28 Maret 2009

Pemimpin yang Baik (Kasus Sekda Ende Iskandar Mberu)

Oleh Frans Anggal

Sekda Ende Iskandar Mberu dilaporkan ke polisi oleh anggota DPRD Heri Gani atas perbuatan tidak menyenangkan. Mberu melontarkan ancaman kepada Gani di depan banyak orang di Kantor Bupati. Kata-kata tak menyenangkan kembali diucapkannya ketika Gani melaporkan hal ini kepada pimpinan DPRD pada hari yang sama.

Kemarahan Mberu terpicu oleh pernyataan Gani di radio, menanggapi tindakan Mberu menyegel Kantor Satpol PP karena aparat satuan ini tidak menjalankan tugas piket pada beberapa pos. Gani menilai menyegel kantor merupakan tindakan dari orang yang tidak bertanggung jawab. Menyegel kantor sama dengan menghalangi akses bagi pelayanan publik.

Marah itu manusiawi. Emosi tak terkontrol bisa terjadi pada siapa saja. Karena itu, meminjam lirik sebuah lagu, kita boleh mengatakan “Sekda Mberu juga manusia”. Ungkapan ini sederhana, tetapi mewakili pandangan yang hakiki tentang pemimpin.

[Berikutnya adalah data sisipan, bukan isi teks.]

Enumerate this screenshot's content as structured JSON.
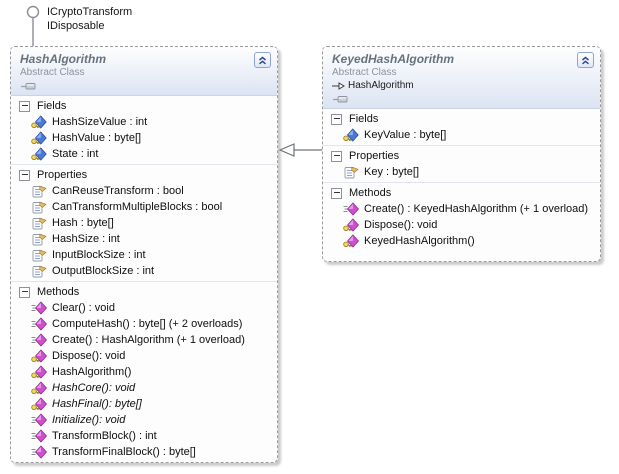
{
  "lollipop": {
    "interfaces": [
      "ICryptoTransform",
      "IDisposable"
    ]
  },
  "colors": {
    "class_header_tint": "#dce4f3",
    "class_border": "#9b9b9b",
    "method_icon": "#cf4fcf",
    "field_icon": "#4a79d8",
    "protected_key": "#f2da57",
    "property_hand": "#e7bd63",
    "collapse_chevron": "#2c4a8c"
  },
  "classes": [
    {
      "id": "hash-algorithm",
      "title": "HashAlgorithm",
      "stereotype": "Abstract Class",
      "base": null,
      "sections": [
        {
          "label": "Fields",
          "members": [
            {
              "icon": "protected-field-icon",
              "text": "HashSizeValue : int"
            },
            {
              "icon": "protected-field-icon",
              "text": "HashValue : byte[]"
            },
            {
              "icon": "protected-field-icon",
              "text": "State : int"
            }
          ]
        },
        {
          "label": "Properties",
          "members": [
            {
              "icon": "property-icon",
              "text": "CanReuseTransform : bool"
            },
            {
              "icon": "property-icon",
              "text": "CanTransformMultipleBlocks : bool"
            },
            {
              "icon": "property-icon",
              "text": "Hash : byte[]"
            },
            {
              "icon": "property-icon",
              "text": "HashSize : int"
            },
            {
              "icon": "property-icon",
              "text": "InputBlockSize : int"
            },
            {
              "icon": "property-icon",
              "text": "OutputBlockSize : int"
            }
          ]
        },
        {
          "label": "Methods",
          "members": [
            {
              "icon": "public-method-icon",
              "text": "Clear() : void"
            },
            {
              "icon": "public-method-icon",
              "text": "ComputeHash() : byte[] (+ 2 overloads)"
            },
            {
              "icon": "public-method-icon",
              "text": "Create() : HashAlgorithm (+ 1 overload)"
            },
            {
              "icon": "protected-method-icon",
              "text": "Dispose(): void"
            },
            {
              "icon": "protected-method-icon",
              "text": "HashAlgorithm()"
            },
            {
              "icon": "protected-method-icon",
              "text": "HashCore(): void",
              "italic": true
            },
            {
              "icon": "protected-method-icon",
              "text": "HashFinal(): byte[]",
              "italic": true
            },
            {
              "icon": "public-method-icon",
              "text": "Initialize(): void",
              "italic": true
            },
            {
              "icon": "public-method-icon",
              "text": "TransformBlock() : int"
            },
            {
              "icon": "public-method-icon",
              "text": "TransformFinalBlock() : byte[]"
            }
          ]
        }
      ]
    },
    {
      "id": "keyed-hash-algorithm",
      "title": "KeyedHashAlgorithm",
      "stereotype": "Abstract Class",
      "base": "HashAlgorithm",
      "sections": [
        {
          "label": "Fields",
          "members": [
            {
              "icon": "protected-field-icon",
              "text": "KeyValue : byte[]"
            }
          ]
        },
        {
          "label": "Properties",
          "members": [
            {
              "icon": "property-icon",
              "text": "Key : byte[]"
            }
          ]
        },
        {
          "label": "Methods",
          "members": [
            {
              "icon": "public-method-icon",
              "text": "Create() : KeyedHashAlgorithm (+ 1 overload)"
            },
            {
              "icon": "protected-method-icon",
              "text": "Dispose(): void"
            },
            {
              "icon": "protected-method-icon",
              "text": "KeyedHashAlgorithm()"
            }
          ]
        }
      ]
    }
  ]
}
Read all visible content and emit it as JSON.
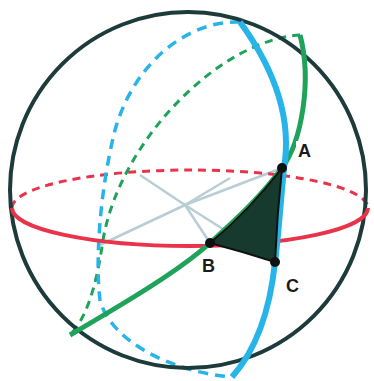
{
  "diagram": {
    "labels": [
      "A",
      "B",
      "C"
    ]
  }
}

Dalam sistem aristokrasi, pemimpin dianggap sebagai panutan. Ia harus memiliki kebajikan yang patut dicontoh. Itu berarti pula, ia mesti mempunyai bobot moral di atas rata-rata moral orang kebanyakan. Ungkapan Prancis, noblesse oblige. Kebangsawanan itu mewajibkan. Status sosial yang lebih tinggi menyertakan kewajiban lebih banyak, termasuk kewajiban memberikan teladan.

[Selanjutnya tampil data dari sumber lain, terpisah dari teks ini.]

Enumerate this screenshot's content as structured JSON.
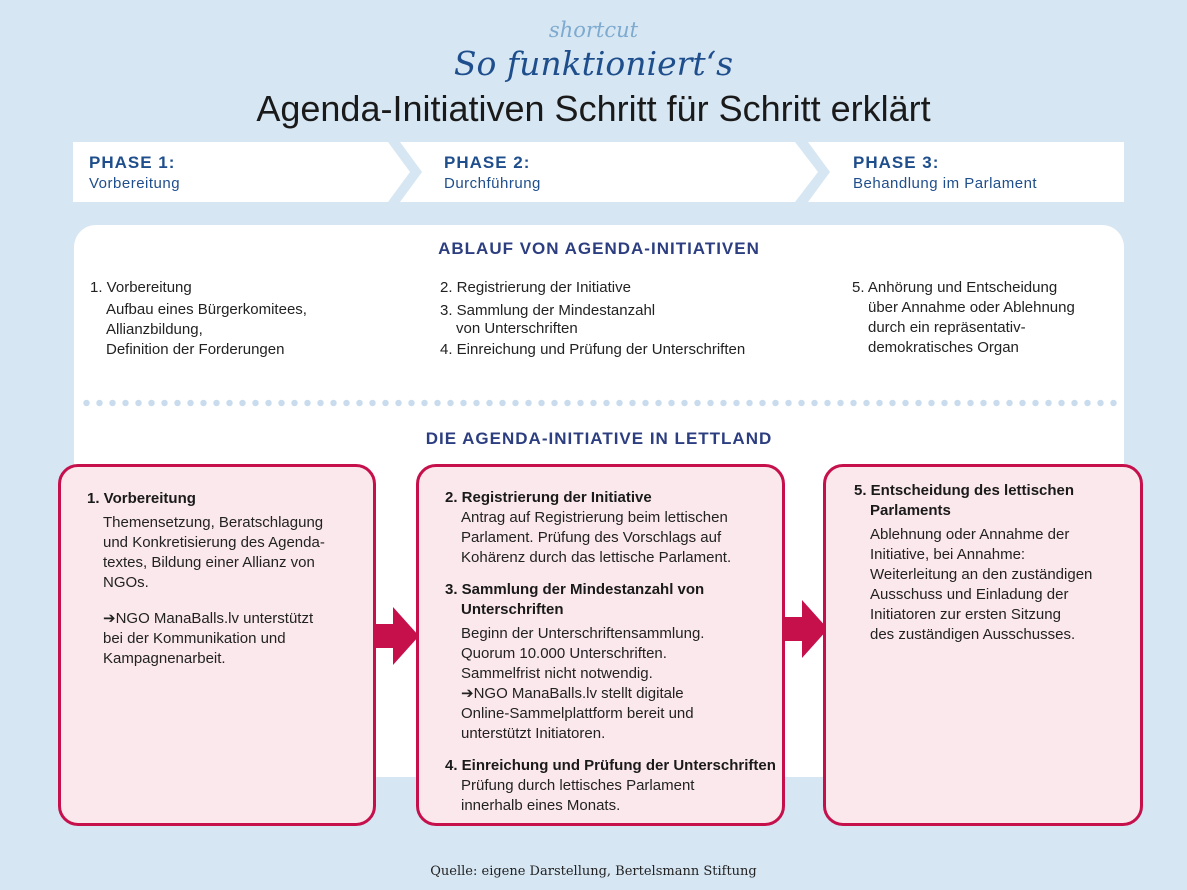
{
  "header": {
    "kicker": "shortcut",
    "subtitle": "So funktioniert‘s",
    "title": "Agenda-Initiativen Schritt für Schritt erklärt"
  },
  "phases": [
    {
      "title": "PHASE 1:",
      "subtitle": "Vorbereitung"
    },
    {
      "title": "PHASE 2:",
      "subtitle": "Durchführung"
    },
    {
      "title": "PHASE 3:",
      "subtitle": "Behandlung im Parlament"
    }
  ],
  "overview": {
    "heading": "ABLAUF VON AGENDA-INITIATIVEN",
    "col1": {
      "item1": "1. Vorbereitung",
      "item1_lines": [
        "Aufbau eines Bürgerkomitees,",
        "Allianzbildung,",
        "Definition der Forderungen"
      ]
    },
    "col2": {
      "item2": "2. Registrierung der Initiative",
      "item3_line1": "3. Sammlung der Mindestanzahl",
      "item3_line2": "von Unterschriften",
      "item4": "4. Einreichung und Prüfung der Unterschriften"
    },
    "col3": {
      "item5_line1": "5. Anhörung und Entscheidung",
      "item5_lines": [
        "über Annahme oder Ablehnung",
        "durch ein repräsentativ-",
        "demokratisches Organ"
      ]
    }
  },
  "latvia": {
    "heading": "DIE AGENDA-INITIATIVE IN LETTLAND",
    "box1": {
      "heading": "1. Vorbereitung",
      "body": [
        "Themensetzung, Beratschlagung",
        "und Konkretisierung des Agenda-",
        "textes, Bildung einer Allianz von",
        "NGOs."
      ],
      "note": [
        "➔NGO ManaBalls.lv unterstützt",
        "bei der Kommunikation und",
        "Kampagnenarbeit."
      ]
    },
    "box2": {
      "h2": "2. Registrierung der Initiative",
      "b2": [
        "Antrag auf Registrierung beim lettischen",
        "Parlament. Prüfung des Vorschlags auf",
        "Kohärenz durch das lettische Parlament."
      ],
      "h3_line1": "3. Sammlung der Mindestanzahl von",
      "h3_line2": "Unterschriften",
      "b3": [
        "Beginn der Unterschriftensammlung.",
        "Quorum 10.000 Unterschriften.",
        "Sammelfrist nicht notwendig.",
        "➔NGO ManaBalls.lv stellt digitale",
        "Online-Sammelplattform bereit und",
        "unterstützt Initiatoren."
      ],
      "h4": "4. Einreichung und Prüfung der Unterschriften",
      "b4": [
        "Prüfung durch lettisches Parlament",
        "innerhalb eines Monats."
      ]
    },
    "box3": {
      "h5_line1": "5. Entscheidung des lettischen",
      "h5_line2": "Parlaments",
      "b5": [
        "Ablehnung oder Annahme der",
        "Initiative, bei Annahme:",
        "Weiterleitung an den zuständigen",
        "Ausschuss und Einladung der",
        "Initiatoren zur ersten Sitzung",
        "des zuständigen Ausschusses."
      ]
    }
  },
  "source": "Quelle: eigene Darstellung, Bertelsmann Stiftung",
  "colors": {
    "background": "#d6e6f3",
    "navy": "#1f4e8c",
    "accent": "#c5104c",
    "box_fill": "#fbe8ec"
  }
}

Dari kacamata demokrasi, cara pandang ini mengandung ketidakadilan bagi pemimpin. Kalau berbuat baik dan benar, ia dianggap biasa saja karena begitulah seharusnya seorang panutan. Seakan-akan keteladanannya bukan hasil perjuangan pribadinya. Sebaliknya, kalau berbuat salah, ia dikecam. Ia diperlakukan tidak sebagai manusia biasa. Padahal, “pemimpin juga manusia”.

Sebagai pemimpin, Sekda Mberu juga manusia. Sebagai manusia, ia sama dengan orang yang dipimpinnya. Bahkan, ia jauh lebih rentan terhadap kesalahan, karena ia memiliki kekuasaan, yang dalam dirinya selalu mengandung kecenderungan untuk disalahgunakan . Asas noblesse oblige diganti asas power tends to corrupt.

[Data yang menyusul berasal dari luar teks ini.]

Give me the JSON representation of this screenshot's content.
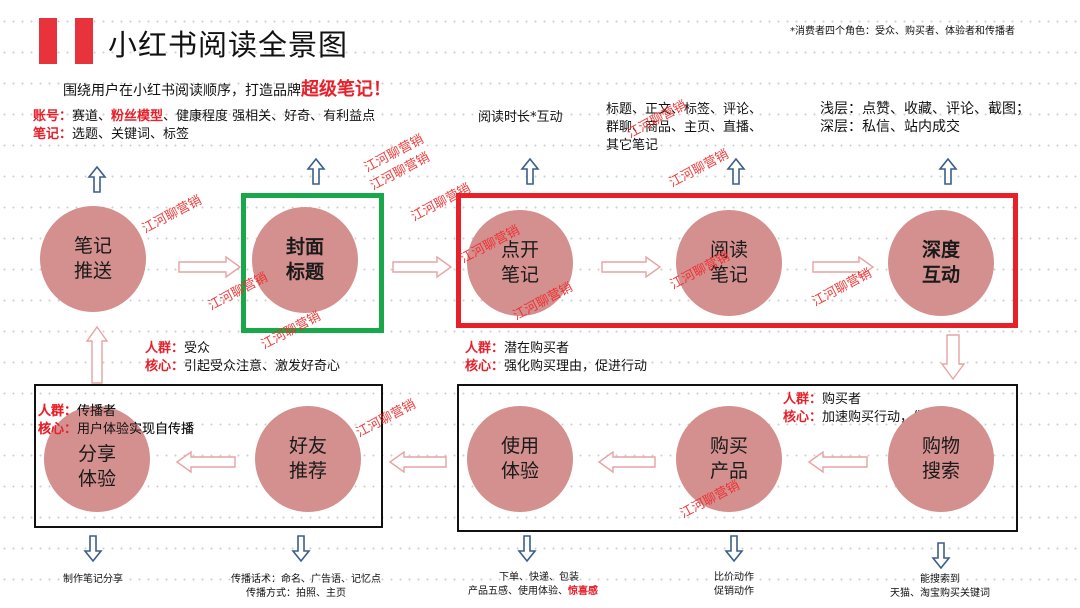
{
  "header": {
    "title": "小红书阅读全景图",
    "corner_note": "*消费者四个角色：受众、购买者、体验者和传播者",
    "subtitle_prefix": "围绕用户在小红书阅读顺序，打造品牌",
    "subtitle_highlight": "超级笔记！"
  },
  "notes": {
    "account_label": "账号：",
    "account_text1": "赛道、",
    "account_highlight": "粉丝模型",
    "account_text2": "、健康程度 强相关、好奇、有利益点",
    "note_label": "笔记：",
    "note_text": "选题、关键词、标签",
    "read_time": "阅读时长*互动",
    "content_items_1": "标题、正文、标签、评论、",
    "content_items_2": "群聊、商品、主页、直播、",
    "content_items_3": "其它笔记",
    "shallow": "浅层：点赞、收藏、评论、截图；",
    "deep": "深层：私信、站内成交"
  },
  "stages": [
    {
      "line1": "笔记",
      "line2": "推送"
    },
    {
      "line1": "封面",
      "line2": "标题"
    },
    {
      "line1": "点开",
      "line2": "笔记"
    },
    {
      "line1": "阅读",
      "line2": "笔记"
    },
    {
      "line1": "深度",
      "line2": "互动"
    },
    {
      "line1": "购物",
      "line2": "搜索"
    },
    {
      "line1": "购买",
      "line2": "产品"
    },
    {
      "line1": "使用",
      "line2": "体验"
    },
    {
      "line1": "好友",
      "line2": "推荐"
    },
    {
      "line1": "分享",
      "line2": "体验"
    }
  ],
  "roles": {
    "crowd_label": "人群：",
    "core_label": "核心：",
    "audience": {
      "crowd": "受众",
      "core": "引起受众注意、激发好奇心"
    },
    "potential": {
      "crowd": "潜在购买者",
      "core": "强化购买理由，促进行动"
    },
    "buyer": {
      "crowd": "购买者",
      "core": "加速购买行动，做足体验"
    },
    "spreader": {
      "crowd": "传播者",
      "core": "用户体验实现自传播"
    }
  },
  "bottom_notes": {
    "share": "制作笔记分享",
    "spread_1": "传播话术：命名、广告语、记忆点",
    "spread_2": "传播方式：拍照、主页",
    "use_1": "下单、快递、包装",
    "use_2a": "产品五感、使用体验、",
    "use_2b": "惊喜感",
    "buy_1": "比价动作",
    "buy_2": "促销动作",
    "search_1": "能搜索到",
    "search_2": "天猫、淘宝购买关键词"
  },
  "watermark": "江河聊营销",
  "colors": {
    "accent_red": "#e8202a",
    "logo_red": "#e8333c",
    "circle_fill": "#d48f8f",
    "green_box": "#18a84a",
    "arrow_blue": "#3a5e8c",
    "arrow_pink": "#e7a3a3"
  }
}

Karena itulah, menurut sosiolog Ignas Kelden, pemimpin yang baik dalam sistem demokrasi bukanlah pemimpin panutan. Dia tidak usah berpretensi menjadi pemimpin tanpa cela. Secara demokratis, pemimpin yang baik hanya perlu tunduk pada pengawasan publik. Kritik Heri Gani terhadap tindakan Sekda Mberu merupakan satu bentuk pengawasan itu.

Pemimpin yang baik, kata Ignas Kleden, harus diandaikan bisa melakukan kesalahan, tetapi dia harus siap dikoreksi. Legitimasinya lebih terjamin kalau dia berani mengakui kesalahannya, memperbaikinya, dan bersedia menerima sanksi. Ini lebih menguntungkannya secara politik daripada kalau dia berdalih membenarkan diri. Apakah Sekda Mberu telah menempuh jalan ini?